Some tips to navigate the modern medical system with more effectiveness are the following:

  • Be proactive about your health before you get sick, if possible.
  • Know the routine of your physician’s office.
  • Try to see the same physician at every appointment for continuity and to establish a relationship.
  • Learn the names of the medical staff you deal with, in person and on the phone.
  • Learn the best times to place a call to the office. Avoid Monday mornings at 9 a.m., before lunch and minutes before the office closes.
  • Plan ahead for prescription refills. Don’t wait until you only have one day’s worth of medicine left or until the weekend to try and get your meds refilled. Most physicians will not refill narcotics over the phone, especially the physician on call who doesn’t know the patient.
  • Learn how to navigate the telephone system. Ask for the extension number of the nurse and how to get a “live” person.
  • Understand the protocol for emergencies. Do you go directly to the hospital, if so, which one. Or do you go to an urgent care facility or your physician’s office, if it is during office hours.
  • Find out what hospital your physician goes to. Many large medical groups split the hospitals in a city for efficiency. Your physician may not make rounds or have privileges in your preferred hospital.
  • Be sure you get the name of the people providing your care. If the staff or physician does not introduce themselves, ask for their name and position at the start of your visit. Be sure to introduce yourself, how you’d like to be addressed and any family members with you. If you are dealing with a serious medical issue or you are older, take a trusted advocate with you for support and another pair of ears.
  • Turn off your cellphone! Taking calls during your appointment is rude and disruptive. Many physician offices today have no-cell phone signs in their waiting and exam rooms.
  • Find out how your physician handles test results. Some offices call patients with test results only if there is a problem. If in doubt, or if you are anxious about test results, call. If you are tech savvy, your electronic medical records can be accessed without even picking up the phone.
  • Call ahead and see if your physician is running way behind, if timely appointments are a concern. Ask again when you arrive and check periodically during your wait if it is getting lengthy. If you can no longer wait, reschedule, but let the front desk know this has been an inconvenience for you. Your time is valuable too.
  • Be familiar with the patient privacy guidelines and be sure to document the family members who are privy to your medical information.
  • When making an appointment, find out if it is essential to arrive 15 minutes ahead of your appointment time to fill out paperwork.
  • Courtesy is important on all sides.
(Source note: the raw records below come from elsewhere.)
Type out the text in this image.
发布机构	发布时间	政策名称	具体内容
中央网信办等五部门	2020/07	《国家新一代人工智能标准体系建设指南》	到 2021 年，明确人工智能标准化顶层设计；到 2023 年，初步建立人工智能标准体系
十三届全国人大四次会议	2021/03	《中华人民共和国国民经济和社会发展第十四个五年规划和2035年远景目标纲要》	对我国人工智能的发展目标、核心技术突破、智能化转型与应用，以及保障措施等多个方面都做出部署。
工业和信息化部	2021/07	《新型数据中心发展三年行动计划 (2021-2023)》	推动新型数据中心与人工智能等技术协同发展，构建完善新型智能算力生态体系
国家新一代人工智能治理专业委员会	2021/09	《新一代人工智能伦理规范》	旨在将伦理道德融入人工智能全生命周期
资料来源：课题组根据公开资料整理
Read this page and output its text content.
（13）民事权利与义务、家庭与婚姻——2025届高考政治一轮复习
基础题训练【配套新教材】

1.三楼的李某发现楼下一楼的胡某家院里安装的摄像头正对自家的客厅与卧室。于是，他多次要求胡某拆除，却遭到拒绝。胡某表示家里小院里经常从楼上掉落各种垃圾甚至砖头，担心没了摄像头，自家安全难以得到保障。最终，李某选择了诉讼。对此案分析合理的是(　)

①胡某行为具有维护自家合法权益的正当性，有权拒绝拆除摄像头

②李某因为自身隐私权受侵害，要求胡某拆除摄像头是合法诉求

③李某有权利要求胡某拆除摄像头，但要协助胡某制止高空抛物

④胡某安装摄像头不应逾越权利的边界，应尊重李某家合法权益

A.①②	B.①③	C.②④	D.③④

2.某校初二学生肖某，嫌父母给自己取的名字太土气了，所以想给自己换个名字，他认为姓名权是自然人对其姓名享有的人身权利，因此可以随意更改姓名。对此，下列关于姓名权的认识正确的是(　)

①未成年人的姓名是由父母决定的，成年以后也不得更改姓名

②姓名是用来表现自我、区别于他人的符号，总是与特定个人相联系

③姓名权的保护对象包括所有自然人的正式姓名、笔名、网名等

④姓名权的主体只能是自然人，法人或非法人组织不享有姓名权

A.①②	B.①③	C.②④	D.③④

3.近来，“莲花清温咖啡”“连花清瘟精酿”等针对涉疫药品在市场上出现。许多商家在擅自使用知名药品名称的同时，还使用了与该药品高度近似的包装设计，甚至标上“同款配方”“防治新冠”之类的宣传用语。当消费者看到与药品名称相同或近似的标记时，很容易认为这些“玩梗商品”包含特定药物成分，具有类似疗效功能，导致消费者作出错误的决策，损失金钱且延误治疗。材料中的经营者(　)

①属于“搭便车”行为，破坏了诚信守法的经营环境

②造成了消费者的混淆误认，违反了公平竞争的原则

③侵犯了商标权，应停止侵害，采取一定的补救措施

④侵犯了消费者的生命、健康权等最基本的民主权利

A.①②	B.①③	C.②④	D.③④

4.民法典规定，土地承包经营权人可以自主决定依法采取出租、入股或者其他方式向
Make sure you are considerate. If you encounter rudeness from a staff member or physician, respond kindly. This can often diffuse the behavior. We all have a bad day, but if it is one individual, and the behavior is persistent, let the physician or management know. They can’t fix a problem if they don’t know about it.
  • Change practices if the personalities and attitudes of a particular office are something you can’t live with. Be sure to let the office know why you are leaving. Health care is very competitive today, and there are many other groups waiting for your business.
  • Document serious glitches. For instance, if you call multiple times and no one returns your calls, let management know. Waiting for long periods of time without a response can hold up treatment and/or progress.
  • The Dr. Welbys, who used to make house calls and had all the time in the world to spend with their patients, may be passé, but there are many fine caregivers who have replaced them. On the surface, their style, accompanied by advanced technology, may make things seem very different, but the ultimate goal of most physicians is to care for people and make them better. Be sure you are doing your part in this process. And remember, change is not always a bad thing. Without it, there wouldn’t be many of the good things that modern medicine has provided.
  • However, courtesy and good manners are never out of style and are always important. Letting your physicians know they could ramp up the courtesy and professionalism in their practice may help them and your relationship with them. But remember, that courtesy goes both ways. Make sure you are polite to the staff and physician.